Miasto pod koniec czerwca zakończyło budowę 1,5-kilometrowej drogi, którą połączyła ulice Ustrzycką i Krośnieńską na os. Przybyszówka. Prace, jeszcze w ub. roku, rozpoczęła firma Strabag. Za wybudowanie drogi miasto zapłaciło prawie 4 mln zł.
Nasz Czytelnik kilka dni temu zauważył, że na świeżo wybudowanej drodze zapadła się studzienka.

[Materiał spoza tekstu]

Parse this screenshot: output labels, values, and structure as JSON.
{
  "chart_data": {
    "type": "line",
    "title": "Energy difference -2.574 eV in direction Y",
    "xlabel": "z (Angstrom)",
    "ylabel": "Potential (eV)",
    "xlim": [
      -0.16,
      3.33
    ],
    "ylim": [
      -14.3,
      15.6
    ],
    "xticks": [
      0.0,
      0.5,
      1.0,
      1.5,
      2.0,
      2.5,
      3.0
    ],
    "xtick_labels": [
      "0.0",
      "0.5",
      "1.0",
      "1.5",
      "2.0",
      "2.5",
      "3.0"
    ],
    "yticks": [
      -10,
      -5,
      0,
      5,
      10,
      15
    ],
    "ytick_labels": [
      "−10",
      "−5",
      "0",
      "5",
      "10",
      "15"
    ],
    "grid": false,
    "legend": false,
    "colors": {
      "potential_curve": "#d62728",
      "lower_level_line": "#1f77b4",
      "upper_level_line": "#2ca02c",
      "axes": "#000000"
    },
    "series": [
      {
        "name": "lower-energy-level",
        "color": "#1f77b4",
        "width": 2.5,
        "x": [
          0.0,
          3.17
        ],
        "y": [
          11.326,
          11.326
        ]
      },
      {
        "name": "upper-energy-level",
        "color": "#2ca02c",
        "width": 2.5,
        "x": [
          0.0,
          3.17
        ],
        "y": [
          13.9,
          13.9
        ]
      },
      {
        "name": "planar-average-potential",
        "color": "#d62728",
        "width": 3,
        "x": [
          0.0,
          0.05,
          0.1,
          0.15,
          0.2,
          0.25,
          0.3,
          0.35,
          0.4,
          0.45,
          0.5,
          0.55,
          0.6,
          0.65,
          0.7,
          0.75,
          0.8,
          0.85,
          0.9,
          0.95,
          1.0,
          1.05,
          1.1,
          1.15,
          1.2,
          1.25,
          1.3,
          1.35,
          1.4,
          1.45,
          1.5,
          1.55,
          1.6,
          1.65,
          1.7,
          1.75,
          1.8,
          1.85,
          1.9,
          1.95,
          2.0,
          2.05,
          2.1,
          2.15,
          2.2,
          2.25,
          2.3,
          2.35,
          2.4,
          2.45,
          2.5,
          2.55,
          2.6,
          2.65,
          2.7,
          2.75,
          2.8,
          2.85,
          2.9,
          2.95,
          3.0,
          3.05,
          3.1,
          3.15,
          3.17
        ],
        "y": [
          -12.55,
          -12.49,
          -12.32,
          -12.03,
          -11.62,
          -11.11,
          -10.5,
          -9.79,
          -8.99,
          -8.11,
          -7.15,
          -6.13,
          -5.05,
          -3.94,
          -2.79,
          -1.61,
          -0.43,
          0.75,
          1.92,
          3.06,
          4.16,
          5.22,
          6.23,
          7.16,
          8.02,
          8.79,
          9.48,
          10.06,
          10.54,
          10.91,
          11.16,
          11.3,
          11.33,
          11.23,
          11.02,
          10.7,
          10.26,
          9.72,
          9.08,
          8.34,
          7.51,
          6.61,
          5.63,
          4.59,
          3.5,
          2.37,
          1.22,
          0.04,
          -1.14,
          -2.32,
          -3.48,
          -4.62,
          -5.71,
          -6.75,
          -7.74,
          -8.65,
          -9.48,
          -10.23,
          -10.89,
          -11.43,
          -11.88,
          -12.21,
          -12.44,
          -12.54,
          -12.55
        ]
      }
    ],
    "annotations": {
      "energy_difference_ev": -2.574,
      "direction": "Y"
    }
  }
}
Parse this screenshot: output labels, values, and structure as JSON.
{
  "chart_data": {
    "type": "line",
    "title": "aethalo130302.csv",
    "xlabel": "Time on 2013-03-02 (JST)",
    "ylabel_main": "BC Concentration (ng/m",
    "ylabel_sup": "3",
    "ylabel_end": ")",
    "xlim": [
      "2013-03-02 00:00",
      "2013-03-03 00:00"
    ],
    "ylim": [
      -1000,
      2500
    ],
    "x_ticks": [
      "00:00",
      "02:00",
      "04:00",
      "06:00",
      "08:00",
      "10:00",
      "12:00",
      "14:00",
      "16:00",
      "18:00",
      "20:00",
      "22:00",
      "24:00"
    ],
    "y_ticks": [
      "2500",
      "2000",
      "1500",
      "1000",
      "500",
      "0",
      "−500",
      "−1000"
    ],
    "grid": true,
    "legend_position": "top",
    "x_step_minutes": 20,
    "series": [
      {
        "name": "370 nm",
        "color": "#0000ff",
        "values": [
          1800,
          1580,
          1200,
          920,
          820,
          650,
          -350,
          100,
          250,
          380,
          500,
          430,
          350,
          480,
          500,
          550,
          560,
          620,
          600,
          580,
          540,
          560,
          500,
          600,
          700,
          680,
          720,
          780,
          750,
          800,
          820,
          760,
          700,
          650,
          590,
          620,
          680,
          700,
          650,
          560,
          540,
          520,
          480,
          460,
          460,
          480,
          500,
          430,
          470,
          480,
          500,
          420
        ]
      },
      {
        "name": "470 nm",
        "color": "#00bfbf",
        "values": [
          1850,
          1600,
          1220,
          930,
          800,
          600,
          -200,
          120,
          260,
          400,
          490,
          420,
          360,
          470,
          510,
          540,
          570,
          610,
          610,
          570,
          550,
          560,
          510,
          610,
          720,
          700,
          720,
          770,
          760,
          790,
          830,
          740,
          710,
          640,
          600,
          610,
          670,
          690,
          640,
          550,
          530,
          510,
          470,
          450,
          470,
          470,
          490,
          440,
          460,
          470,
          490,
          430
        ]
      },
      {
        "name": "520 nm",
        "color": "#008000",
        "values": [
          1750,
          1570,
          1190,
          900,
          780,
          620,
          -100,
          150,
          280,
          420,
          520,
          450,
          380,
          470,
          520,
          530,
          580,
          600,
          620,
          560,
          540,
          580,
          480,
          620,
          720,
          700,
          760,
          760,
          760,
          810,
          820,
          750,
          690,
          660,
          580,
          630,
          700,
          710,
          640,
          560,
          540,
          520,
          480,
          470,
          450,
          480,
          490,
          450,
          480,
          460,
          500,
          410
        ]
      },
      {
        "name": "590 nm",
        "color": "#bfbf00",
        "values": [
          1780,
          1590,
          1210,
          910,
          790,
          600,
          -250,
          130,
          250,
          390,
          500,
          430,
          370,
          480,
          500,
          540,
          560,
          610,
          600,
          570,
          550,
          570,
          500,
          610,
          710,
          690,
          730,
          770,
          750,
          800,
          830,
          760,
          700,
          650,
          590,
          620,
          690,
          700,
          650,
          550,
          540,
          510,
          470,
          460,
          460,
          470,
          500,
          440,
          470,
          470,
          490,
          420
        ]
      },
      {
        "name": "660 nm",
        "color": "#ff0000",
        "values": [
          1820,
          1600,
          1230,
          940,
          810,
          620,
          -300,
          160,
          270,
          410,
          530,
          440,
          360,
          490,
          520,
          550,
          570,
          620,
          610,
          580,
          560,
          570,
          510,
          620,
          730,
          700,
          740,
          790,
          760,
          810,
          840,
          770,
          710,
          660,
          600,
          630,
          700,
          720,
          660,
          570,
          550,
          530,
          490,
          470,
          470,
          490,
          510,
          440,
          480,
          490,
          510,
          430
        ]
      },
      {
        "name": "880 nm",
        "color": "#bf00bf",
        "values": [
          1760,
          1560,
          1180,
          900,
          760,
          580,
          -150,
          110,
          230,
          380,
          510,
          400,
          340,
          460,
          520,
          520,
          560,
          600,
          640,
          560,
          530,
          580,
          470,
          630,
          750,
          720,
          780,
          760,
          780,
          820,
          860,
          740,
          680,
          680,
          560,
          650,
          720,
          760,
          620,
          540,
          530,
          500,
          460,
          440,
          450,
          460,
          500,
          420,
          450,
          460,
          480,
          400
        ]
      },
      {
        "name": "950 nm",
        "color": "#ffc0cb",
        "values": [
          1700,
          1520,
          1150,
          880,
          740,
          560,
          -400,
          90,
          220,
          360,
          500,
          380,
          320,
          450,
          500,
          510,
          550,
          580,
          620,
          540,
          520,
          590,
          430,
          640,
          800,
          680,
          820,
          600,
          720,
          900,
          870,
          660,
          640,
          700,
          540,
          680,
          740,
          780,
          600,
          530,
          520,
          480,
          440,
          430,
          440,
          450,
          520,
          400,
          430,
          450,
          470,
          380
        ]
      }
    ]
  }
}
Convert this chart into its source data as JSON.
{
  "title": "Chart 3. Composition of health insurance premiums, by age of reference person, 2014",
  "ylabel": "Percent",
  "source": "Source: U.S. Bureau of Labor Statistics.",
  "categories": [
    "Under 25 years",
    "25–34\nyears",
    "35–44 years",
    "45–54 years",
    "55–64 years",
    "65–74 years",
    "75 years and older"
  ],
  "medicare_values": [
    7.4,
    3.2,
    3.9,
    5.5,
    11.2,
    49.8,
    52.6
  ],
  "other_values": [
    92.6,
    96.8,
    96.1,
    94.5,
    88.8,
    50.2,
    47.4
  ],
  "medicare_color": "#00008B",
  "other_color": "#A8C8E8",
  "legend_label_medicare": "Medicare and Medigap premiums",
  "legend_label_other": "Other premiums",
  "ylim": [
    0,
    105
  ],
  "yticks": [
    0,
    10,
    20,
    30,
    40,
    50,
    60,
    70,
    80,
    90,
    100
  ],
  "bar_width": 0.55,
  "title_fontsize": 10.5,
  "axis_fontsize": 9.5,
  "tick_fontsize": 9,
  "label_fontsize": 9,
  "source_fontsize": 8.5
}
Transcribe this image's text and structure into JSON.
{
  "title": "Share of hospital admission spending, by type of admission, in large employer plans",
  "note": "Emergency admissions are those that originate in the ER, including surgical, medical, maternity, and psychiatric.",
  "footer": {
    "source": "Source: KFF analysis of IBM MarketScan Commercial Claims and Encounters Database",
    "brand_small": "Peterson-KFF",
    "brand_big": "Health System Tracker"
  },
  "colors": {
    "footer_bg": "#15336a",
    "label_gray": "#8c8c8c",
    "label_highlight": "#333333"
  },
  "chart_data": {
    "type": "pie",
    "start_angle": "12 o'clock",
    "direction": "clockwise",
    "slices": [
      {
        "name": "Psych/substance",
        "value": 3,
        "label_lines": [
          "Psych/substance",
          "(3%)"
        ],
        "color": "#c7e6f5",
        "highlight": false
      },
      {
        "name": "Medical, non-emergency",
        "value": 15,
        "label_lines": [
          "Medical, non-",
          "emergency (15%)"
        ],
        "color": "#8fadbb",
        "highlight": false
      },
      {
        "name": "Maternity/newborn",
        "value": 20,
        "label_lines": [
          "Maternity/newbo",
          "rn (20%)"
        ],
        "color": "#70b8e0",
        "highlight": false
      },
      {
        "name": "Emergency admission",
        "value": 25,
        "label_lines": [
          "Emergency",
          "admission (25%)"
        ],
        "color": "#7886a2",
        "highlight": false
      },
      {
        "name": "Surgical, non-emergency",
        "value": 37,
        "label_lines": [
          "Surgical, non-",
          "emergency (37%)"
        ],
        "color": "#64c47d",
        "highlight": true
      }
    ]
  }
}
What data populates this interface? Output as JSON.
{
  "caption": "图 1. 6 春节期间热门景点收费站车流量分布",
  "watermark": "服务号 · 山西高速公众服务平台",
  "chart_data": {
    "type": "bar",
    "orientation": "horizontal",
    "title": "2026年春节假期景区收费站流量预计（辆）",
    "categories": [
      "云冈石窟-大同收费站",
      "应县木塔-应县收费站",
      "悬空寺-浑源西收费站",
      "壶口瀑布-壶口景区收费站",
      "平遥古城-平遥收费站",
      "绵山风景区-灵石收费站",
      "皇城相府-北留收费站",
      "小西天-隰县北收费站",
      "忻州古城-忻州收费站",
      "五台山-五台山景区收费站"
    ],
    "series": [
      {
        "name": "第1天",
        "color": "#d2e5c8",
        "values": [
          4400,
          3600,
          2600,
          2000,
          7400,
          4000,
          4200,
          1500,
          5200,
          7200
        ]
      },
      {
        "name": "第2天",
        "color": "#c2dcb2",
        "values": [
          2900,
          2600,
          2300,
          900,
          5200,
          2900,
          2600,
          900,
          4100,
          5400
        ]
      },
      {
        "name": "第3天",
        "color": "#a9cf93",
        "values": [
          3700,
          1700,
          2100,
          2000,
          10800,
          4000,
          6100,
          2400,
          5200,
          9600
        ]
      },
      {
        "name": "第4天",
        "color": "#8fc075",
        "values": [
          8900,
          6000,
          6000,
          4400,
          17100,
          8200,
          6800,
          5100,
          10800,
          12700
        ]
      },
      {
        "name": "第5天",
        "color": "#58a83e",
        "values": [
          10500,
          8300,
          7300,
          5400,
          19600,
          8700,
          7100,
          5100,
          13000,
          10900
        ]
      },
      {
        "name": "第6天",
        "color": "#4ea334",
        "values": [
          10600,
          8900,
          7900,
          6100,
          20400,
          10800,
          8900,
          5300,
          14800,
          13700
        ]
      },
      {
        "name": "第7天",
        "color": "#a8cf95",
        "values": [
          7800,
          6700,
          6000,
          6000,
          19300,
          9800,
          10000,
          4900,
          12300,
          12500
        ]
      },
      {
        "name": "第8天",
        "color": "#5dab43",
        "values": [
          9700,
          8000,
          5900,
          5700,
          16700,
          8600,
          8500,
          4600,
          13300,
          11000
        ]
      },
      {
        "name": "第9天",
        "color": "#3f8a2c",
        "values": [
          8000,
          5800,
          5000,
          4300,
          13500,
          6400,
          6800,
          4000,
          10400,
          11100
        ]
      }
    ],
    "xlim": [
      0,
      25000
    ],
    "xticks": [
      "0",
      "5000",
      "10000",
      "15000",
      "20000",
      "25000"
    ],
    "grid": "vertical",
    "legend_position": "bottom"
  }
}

„Studzienka nie pokrywa się płaszczyzną z asfaltem. Kilka dni temu kuto nowy asfalt i wyrównywano studzienkę. Ktoś jest chyba nieodpowiedzialny? Jak nowa droga może nie mieć jednolitego asfaltu, tylko dokładany asfalt? Czy ktoś tworząc nową drogę nie potrafi wyrównać studzienek przed układaniem warstwy ścieralnej?” – pyta Czytelnik RzN.
„Po zimie w tym miejscu będzie ekipa remontowa, bo do „łaty” asfaltu „podejdzie” woda i wszystko się rozsypie. Inspektor, oczywiście, inwestycję przyjmie, bo teraz wszystko jest idealnie, ale za dwa lata miasto będzie wydawało kolejne pieniądze na remonty i „wyrównywanie” studzienek” – uważa Czytelnik.
To jednak nie koniec, nasz Czytelnik zauważył też fragment ul. Ustrzyckiej, który styka się z nową drogą – chodzi o odcinek około 150 cm – został nienaprawiany, choć było widać, że asfalt na nim jest nierówny i popękany. „Można było się domyśleć, że trzeba sfrezować te 150 cm więcej asfaltu i wyrównać jezdnię, zamiast oczywiście łatać” – podpowiada Czytelnik.
Maciej Chłodnicki, rzecznik prezydenta Rzeszowa, przyznaje, że w nawierzchni nowej jezdni pojawiły się niedociągnięcia. – Były one widoczne podczas odbiorów. Wówczas zleciliśmy poprawki i dopiero wtedy zaakceptowaliśmy inwestycję – mówi Chłodnicki.
– Poprawki zostały wykonane na koszt firmy. Za poprawę ewentualnych usterek w okresie gwarancyjnym również nie będziemy płacić – dodaje rzecznik.